The 65 works by 40 artists of different styles take a "critical" look at the colonial history of the region as told by cartographers, missionaries, scientists and adventurers.
The exhibition, which is entitled "Chosen Memories," includes paintings, photographs and sculptures, and offers a "revitalization" of Latin America's cultural heritage, according to MoMA.
The artists delved into the past "as a means to repair histories of dispossession, reconnect with undervalued cultural legacies, and strengthen threads of kinship and belonging," curator Ines Katzenstein said in a statement.

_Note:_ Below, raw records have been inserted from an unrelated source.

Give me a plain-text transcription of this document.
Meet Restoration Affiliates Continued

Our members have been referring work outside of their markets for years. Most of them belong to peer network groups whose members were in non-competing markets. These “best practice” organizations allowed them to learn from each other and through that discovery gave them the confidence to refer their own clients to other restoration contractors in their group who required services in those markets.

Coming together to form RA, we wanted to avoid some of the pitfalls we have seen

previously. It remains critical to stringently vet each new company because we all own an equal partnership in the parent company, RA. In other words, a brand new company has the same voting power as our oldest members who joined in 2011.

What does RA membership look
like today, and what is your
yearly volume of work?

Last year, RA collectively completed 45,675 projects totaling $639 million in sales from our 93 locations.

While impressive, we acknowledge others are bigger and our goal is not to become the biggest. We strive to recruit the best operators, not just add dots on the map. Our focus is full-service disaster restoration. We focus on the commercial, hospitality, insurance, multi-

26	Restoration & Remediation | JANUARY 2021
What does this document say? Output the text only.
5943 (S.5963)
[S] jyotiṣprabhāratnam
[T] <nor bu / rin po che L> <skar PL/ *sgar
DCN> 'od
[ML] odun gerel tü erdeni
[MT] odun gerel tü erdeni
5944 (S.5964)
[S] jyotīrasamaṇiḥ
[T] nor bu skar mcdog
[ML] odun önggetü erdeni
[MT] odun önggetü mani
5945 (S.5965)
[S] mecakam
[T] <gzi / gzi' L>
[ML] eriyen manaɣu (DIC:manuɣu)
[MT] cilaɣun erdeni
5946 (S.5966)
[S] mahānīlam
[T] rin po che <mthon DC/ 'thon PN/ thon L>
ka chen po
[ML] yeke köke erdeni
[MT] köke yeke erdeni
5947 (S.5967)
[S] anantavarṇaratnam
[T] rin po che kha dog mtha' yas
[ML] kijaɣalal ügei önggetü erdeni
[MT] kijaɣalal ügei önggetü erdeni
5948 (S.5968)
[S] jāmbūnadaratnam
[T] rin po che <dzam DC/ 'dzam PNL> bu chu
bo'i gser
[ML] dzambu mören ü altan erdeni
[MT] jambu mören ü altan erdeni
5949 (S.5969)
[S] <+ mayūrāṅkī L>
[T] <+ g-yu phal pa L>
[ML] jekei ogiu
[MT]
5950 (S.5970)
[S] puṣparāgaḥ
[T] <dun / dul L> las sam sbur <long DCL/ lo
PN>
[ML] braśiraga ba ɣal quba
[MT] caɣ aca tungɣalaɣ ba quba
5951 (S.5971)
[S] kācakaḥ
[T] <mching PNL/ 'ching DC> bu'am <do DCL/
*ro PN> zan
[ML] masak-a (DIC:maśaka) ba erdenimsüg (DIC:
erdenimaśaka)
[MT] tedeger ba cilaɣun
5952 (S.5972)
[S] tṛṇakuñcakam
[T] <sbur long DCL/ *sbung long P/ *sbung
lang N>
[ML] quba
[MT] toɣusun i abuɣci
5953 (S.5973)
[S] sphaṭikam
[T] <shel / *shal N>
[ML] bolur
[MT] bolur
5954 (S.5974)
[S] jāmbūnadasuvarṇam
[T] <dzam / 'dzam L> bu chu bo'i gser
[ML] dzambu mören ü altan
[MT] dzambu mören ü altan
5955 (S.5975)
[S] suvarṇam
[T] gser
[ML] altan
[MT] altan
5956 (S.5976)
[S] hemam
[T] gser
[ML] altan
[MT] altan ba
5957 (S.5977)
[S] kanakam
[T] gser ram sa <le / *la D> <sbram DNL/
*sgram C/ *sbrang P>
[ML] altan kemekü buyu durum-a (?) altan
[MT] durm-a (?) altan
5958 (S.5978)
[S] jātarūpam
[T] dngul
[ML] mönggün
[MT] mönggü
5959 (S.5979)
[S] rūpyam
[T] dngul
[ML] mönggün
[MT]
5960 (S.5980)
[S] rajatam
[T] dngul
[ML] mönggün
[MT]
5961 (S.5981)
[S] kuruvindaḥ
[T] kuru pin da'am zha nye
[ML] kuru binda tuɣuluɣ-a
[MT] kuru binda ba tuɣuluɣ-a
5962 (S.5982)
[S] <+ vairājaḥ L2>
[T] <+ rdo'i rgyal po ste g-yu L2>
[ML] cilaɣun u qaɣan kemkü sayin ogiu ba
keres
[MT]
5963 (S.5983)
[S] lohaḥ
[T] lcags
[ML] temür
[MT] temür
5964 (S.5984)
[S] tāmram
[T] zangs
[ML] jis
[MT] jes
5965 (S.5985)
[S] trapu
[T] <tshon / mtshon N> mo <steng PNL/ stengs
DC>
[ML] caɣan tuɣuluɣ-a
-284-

"Works in the exhibition take a critical look at the impact of colonialism on the landscape," she added to AFP.
With "Looting," Guatemalan Regina Jose Galindo uses gold inlays taken from her teeth as a metaphor for the violence over raw material extraction that plagues some communities.
Dominican Firelei Baez juxtaposes a European map from the 1540s with a mythical female creature to embody "the fears and desires of European conquerors" to unknown cultures.
Argentine artist Leandro Katz used the first lithographs made in the 1830s by explorers John Lloyd Stephens and Frederick Catherwood to reconstruct their expeditions.
Elsewhere, Chileans Pedro Mardones Lemebel and Francisco Casas present their photographic version of Mexican painter Frida Kahlo's 1939 oil painting "The Two Fridas."
Many of the works on display come from the collection of Venezuelan art collector Patricia Phelps de Cisneros, who has donated some 250 works to MoMA over the past quarter century.
The exhibition runs until September 9.
MoMa has more than 5,000 works of modern and contemporary art from Latin America.